Answer
Use the Max Total Amount field when the deduction should stop once a cumulative dollar figure has been repaid, regardless of how many pays it takes. The system tracks the running total of all completed pay deductions (matched by description) since the Limit Start Date.

Example: $2,000 salary advance repaid at $100 per pay
- Create a deduction called Salary Advance Repayment with an amount of $100.00.
- Ensure Auto Apply to Pay is ticked.
- Set Max Total Amount to $2,000.00.
- Leave Max Applications at 0 (no count cap needed).
- Set Limit Start Date to the date the repayment schedule begins.
- Save the deduction.
What happens during pay processing
- Each new pay run checks the cumulative total already deducted since the start date.

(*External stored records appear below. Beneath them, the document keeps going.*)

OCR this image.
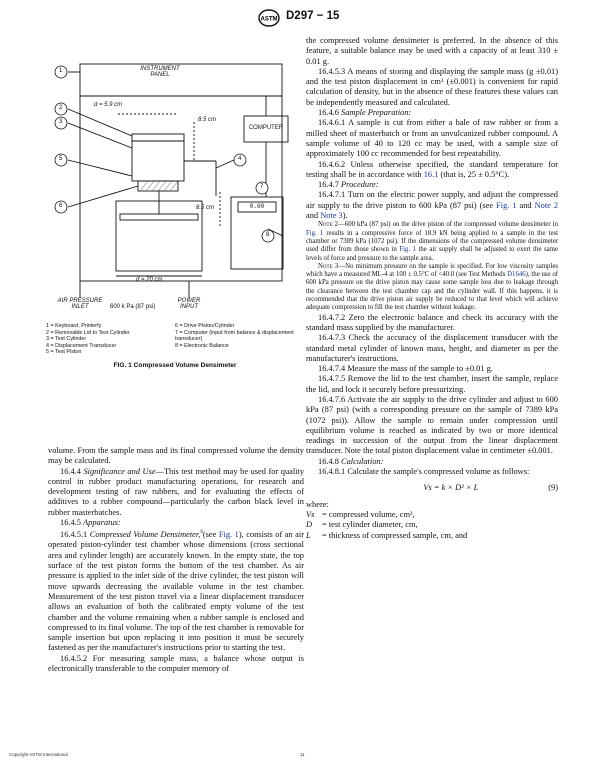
ASTM D297 − 15
INSTRUMENT PANEL
d = 5.9 cm
8.5 cm
COMPUTER
8.5 cm	0.00
d = 20 cm
AIR PRESSURE INLET	600 k Pa (87 psi)
POWER INPUT
1
2
3
4
5
6
7
8
1 = Keyboard, Printerfy
2 = Removable Lid to Test Cylinder
3 = Test Cylinder
4 = Displacement Transducer
5 = Test Piston
6 = Drive Piston/Cylinder
7 = Computer (input from balance & displacement transducer)
8 = Electronic Balance
FIG. 1 Compressed Volume Densimeter

volume. From the sample mass and its final compressed volume the density may be calculated.

16.4.4 Significance and Use—This test method may be used for quality control in rubber product manufacturing operations, for research and development testing of raw rubbers, and for evaluating the effects of additives to a rubber compound—particularly the carbon black level in rubber masterbatches.

16.4.5 Apparatus:

16.4.5.1 Compressed Volume Densimeter,$^6$(see Fig. 1), consists of an air operated piston-cylinder test chamber whose dimensions (cross sectional area and cylinder length) are accurately known. In the empty state, the top surface of the test piston forms the bottom of the test chamber. As air pressure is applied to the inlet side of the drive cylinder, the test piston will move upwards decreasing the available volume in the test chamber. Measurement of the test piston travel via a linear displacement transducer allows an evaluation of both the calibrated empty volume of the test chamber and the volume remaining when a rubber sample is enclosed and compressed to its final volume. The top of the test chamber is removable for sample insertion but upon replacing it into position it must be securely fastened as per the manufacturer's instructions prior to starting the test.

16.4.5.2 For measuring sample mass, a balance whose output is electronically transferable to the computer memory of

the compressed volume densimeter is preferred. In the absence of this feature, a suitable balance may be used with a capacity of at least 310 ± 0.01 g.

16.4.5.3 A means of storing and displaying the sample mass (g ±0.01) and the test piston displacement in cm³ (±0.001) is convenient for rapid calculation of density, but in the absence of these features these values can be independently measured and calculated.

16.4.6 Sample Preparation:

16.4.6.1 A sample is cut from either a bale of raw rubber or from a milled sheet of masterbatch or from an unvulcanized rubber compound. A sample volume of 40 to 120 cc may be used, with a sample size of approximately 100 cc recommended for best repeatability.

16.4.6.2 Unless otherwise specified, the standard temperature for testing shall be in accordance with 16.1 (that is, 25 ± 0.5°C).

16.4.7 Procedure:

16.4.7.1 Turn on the electric power supply, and adjust the compressed air supply to the drive piston to 600 kPa (87 psi) (see Fig. 1 and Note 2 and Note 3).

Note 2—600 kPa (87 psi) on the drive piston of the compressed volume densimeter in Fig. 1 results in a compressive force of 18.9 kN being applied to a sample in the test chamber or 7389 kPa (1072 psi). If the dimensions of the compressed volume densimeter used differ from those shown in Fig. 1 the air supply shall be adjusted to exert the same levels of force and pressure to the sample area.

Note 3—No minimum pressure on the sample is specified. For low viscosity samples which have a measured ML-4 at 100 ± 0.5°C of <40.0 (see Test Methods D1646), the use of 600 kPa pressure on the drive piston may cause some sample loss due to leakage through the clearance between the test chamber cap and the cylinder wall. If this happens, it is recommended that the drive piston air supply be reduced to that level which will achieve adequate compression to fill the test chamber without leakage.

16.4.7.2 Zero the electronic balance and check its accuracy with the standard mass supplied by the manufacturer.

16.4.7.3 Check the accuracy of the displacement transducer with the standard metal cylinder of known mass, height, and diameter as per the manufacturer's instructions.

16.4.7.4 Measure the mass of the sample to ±0.01 g.

16.4.7.5 Remove the lid to the test chamber, insert the sample, replace the lid, and lock it securely before pressurizing.

16.4.7.6 Activate the air supply to the drive cylinder and adjust to 600 kPa (87 psi) (with a corresponding pressure on the sample of 7389 kPa (1072 psi)). Allow the sample to remain under compression until equilibrium volume is reached as indicated by two or more identical readings in succession of the output from the linear displacement transducer. Note the total piston displacement value in centimeter ±0.001.

16.4.8 Calculation:

16.4.8.1 Calculate the sample's compressed volume as follows:

Vs = k × D² × L	(9)

where:

Vs	= compressed volume, cm³,
D	= test cylinder diameter, cm,
L	= thickness of compressed sample, cm, and
Copyright ASTM International	11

- If the total is below $2,000, the full $100 deduction is applied.
- If only $50 remains before the $2,000 cap is reached, the deduction is automatically reduced to $50 for that pay — ensuring the employee is never over-deducted.
- Once the full $2,000 has been deducted, the deduction is skipped entirely on future pays.
Percentage-based deductions and capping
If the deduction is configured as a percentage of gross or net pay, the same capping logic applies. When the remaining limit is less than the calculated percentage amount, the system converts the deduction to a fixed dollar amount equal to the remaining balance. This ensures the total never exceeds the configured maximum.